|Abstract:||The development of autonomous intelligent systems is bringing new intellectual challenges to the verification field. The Dynamic Testing Workshop identified challenges such as safety assurance, definition of coverage metrics, regulation concerns and utilisation of artificial intelligence in the verification process. Addressing these challenges provides the basis for an autonomous system testing framework, ultimately leading to safer and more trustworthy autonomous systems.|
Top 3 Challenges:
- Metrics for verification completeness and quality – How do we know we are done, and what assurances can we give?

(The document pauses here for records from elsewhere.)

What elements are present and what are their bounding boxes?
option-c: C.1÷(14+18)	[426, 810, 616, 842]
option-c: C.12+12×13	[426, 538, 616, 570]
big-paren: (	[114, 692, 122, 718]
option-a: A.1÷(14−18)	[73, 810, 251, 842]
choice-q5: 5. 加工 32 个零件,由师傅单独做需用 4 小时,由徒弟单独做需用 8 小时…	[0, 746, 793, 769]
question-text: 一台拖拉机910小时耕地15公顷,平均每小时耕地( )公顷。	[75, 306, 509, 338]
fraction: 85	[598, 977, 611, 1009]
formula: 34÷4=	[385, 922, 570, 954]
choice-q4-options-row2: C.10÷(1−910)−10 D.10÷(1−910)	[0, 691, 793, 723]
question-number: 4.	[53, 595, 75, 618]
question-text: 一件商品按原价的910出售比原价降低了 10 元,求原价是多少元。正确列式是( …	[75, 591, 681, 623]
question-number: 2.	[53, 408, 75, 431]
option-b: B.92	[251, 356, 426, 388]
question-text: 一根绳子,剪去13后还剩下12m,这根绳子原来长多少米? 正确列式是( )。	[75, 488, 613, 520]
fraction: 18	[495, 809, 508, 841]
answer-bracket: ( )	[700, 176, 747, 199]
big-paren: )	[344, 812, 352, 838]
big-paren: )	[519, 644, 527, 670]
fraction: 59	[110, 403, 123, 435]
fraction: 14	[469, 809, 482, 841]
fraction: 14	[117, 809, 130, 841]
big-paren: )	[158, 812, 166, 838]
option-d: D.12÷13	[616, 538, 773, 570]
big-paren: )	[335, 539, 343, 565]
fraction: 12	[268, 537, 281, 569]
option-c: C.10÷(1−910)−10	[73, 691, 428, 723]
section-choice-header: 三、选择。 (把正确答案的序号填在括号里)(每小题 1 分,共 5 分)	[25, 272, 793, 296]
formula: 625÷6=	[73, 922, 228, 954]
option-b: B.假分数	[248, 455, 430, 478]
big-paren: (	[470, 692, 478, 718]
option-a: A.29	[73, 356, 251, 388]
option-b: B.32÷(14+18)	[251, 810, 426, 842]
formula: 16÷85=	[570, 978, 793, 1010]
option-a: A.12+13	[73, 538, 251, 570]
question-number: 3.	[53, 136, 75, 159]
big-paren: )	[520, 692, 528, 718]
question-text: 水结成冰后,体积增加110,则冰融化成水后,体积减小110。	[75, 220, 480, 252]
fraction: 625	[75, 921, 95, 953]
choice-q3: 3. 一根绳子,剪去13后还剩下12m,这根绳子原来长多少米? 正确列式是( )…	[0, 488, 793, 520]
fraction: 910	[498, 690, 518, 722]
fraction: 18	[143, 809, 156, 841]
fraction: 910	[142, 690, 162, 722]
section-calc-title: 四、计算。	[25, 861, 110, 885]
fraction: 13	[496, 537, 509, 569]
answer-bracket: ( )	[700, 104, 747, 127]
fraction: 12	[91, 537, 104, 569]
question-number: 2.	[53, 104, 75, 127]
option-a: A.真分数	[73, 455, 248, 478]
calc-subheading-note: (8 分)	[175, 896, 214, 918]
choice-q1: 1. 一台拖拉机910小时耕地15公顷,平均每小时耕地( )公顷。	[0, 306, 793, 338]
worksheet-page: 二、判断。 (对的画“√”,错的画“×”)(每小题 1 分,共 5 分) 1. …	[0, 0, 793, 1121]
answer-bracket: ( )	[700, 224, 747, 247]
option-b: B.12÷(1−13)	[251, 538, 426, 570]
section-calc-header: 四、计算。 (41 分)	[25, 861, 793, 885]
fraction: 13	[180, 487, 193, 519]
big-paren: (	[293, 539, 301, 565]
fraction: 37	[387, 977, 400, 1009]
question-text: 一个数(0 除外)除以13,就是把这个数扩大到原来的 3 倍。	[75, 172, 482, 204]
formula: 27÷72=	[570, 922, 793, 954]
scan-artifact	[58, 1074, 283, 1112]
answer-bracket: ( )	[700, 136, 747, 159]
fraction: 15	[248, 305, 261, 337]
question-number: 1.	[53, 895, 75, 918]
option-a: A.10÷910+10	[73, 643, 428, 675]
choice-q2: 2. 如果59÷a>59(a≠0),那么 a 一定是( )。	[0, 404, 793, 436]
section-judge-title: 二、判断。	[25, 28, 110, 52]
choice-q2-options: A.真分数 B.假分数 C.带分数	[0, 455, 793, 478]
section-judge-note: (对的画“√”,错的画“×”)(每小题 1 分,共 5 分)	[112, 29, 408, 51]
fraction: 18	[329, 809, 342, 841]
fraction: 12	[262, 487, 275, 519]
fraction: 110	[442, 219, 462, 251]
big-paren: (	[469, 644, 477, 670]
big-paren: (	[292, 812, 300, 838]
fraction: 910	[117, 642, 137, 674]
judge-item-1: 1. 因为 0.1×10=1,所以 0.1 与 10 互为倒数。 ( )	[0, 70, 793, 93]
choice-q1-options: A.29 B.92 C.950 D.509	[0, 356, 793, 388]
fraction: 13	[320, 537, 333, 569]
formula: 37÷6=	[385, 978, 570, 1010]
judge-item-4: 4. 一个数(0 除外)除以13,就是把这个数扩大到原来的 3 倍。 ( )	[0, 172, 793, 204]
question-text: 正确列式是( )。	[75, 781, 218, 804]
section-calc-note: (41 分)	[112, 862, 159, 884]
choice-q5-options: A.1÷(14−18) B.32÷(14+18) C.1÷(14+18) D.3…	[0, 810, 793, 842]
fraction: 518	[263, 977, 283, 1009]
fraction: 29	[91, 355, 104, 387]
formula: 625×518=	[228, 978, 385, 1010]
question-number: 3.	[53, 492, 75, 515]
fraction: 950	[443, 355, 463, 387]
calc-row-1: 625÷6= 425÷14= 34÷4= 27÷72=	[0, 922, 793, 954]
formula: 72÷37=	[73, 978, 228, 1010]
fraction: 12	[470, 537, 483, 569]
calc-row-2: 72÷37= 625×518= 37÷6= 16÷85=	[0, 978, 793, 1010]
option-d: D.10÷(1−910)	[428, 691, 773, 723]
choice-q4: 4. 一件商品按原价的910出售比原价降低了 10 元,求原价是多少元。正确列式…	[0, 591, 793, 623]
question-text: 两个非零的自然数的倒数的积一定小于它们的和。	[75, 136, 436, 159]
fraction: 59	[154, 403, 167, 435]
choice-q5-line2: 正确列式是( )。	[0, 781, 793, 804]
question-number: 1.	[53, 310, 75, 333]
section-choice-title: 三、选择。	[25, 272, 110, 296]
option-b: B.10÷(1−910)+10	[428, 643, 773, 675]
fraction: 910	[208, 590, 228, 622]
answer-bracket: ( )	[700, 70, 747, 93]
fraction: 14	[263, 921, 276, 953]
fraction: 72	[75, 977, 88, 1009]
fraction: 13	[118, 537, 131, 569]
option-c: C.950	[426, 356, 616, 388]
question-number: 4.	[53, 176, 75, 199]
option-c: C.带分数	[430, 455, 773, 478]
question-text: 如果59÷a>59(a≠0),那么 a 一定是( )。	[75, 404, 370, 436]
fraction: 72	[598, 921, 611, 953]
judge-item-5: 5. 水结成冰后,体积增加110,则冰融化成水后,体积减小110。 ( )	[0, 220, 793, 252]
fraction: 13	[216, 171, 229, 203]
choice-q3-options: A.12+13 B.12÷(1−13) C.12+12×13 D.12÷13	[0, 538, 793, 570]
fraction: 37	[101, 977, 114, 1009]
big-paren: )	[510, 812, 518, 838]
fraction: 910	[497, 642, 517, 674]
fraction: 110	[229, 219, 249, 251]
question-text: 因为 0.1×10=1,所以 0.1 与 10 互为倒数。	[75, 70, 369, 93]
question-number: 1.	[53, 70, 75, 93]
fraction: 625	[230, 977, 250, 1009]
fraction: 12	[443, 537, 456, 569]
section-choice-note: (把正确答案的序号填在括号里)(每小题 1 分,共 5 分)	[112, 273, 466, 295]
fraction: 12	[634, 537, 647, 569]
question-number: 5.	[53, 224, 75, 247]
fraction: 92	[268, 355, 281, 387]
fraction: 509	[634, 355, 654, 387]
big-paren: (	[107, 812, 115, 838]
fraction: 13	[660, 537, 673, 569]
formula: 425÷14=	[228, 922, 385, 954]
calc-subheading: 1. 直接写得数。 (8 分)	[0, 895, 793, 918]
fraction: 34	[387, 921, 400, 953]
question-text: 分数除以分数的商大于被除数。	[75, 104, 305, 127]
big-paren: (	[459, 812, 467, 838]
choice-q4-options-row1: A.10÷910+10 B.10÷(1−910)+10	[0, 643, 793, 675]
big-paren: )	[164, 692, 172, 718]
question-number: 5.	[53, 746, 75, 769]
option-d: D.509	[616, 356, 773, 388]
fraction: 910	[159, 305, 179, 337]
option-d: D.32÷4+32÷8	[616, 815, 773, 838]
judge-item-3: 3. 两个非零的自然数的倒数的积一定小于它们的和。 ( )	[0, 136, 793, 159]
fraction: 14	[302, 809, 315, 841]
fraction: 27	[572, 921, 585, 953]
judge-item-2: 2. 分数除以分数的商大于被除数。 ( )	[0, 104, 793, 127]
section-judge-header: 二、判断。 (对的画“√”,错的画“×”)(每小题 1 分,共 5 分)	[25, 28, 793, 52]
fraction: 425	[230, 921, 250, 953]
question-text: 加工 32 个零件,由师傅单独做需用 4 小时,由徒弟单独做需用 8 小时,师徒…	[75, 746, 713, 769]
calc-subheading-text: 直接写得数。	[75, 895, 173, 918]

- Scalability – Exhaustive simulation of autonomous systems is not tractable. How can we leverage artificial intelligence with existing verification techniques to make them scale better?
- System integrity – How can we continuously ensure that an autonomous system (which is constantly adapting) is operating as safely and capably as it initially did, considering that this depends on several factors such as incoming data quality, in-field learning and various emergent properties?
|Speaker Bio:||Anas Shrinah has a first-class honours BEng in Computer and Automation Engineering. He spent two years working on different automation projects in industry, followed by five years working as instrumentation and control engineer for Petrofac in the oil and gas industry. In 2017, Anas was awarded an MSc in Robotics with Distinction from the University of Bristol. Currently, he is a PhD student in the Trustworthy Systems Laboratory at the University of Bristol. Anas’ research is focused on applying verification techniques to planning-based industrial processes, sponsored by Schlumberger Gould Research.|
Nyasha Masamba is a research student at the University of Bristol. After obtaining his BSc Computing degree, he spent six years in industry working in software engineering and analytics roles. Thereafter, Nyasha gained his MSc in Advanced Computing (Machine Learning, Data Mining and High Performance Computing) during which he got involved in robotics verification. Nyasha is currently part of the Trustworthy Systems Laboratory. In his PhD he collaborates with Infineon Technologies, investigating the use of artificial intelligence to further automate coverage driven test generation.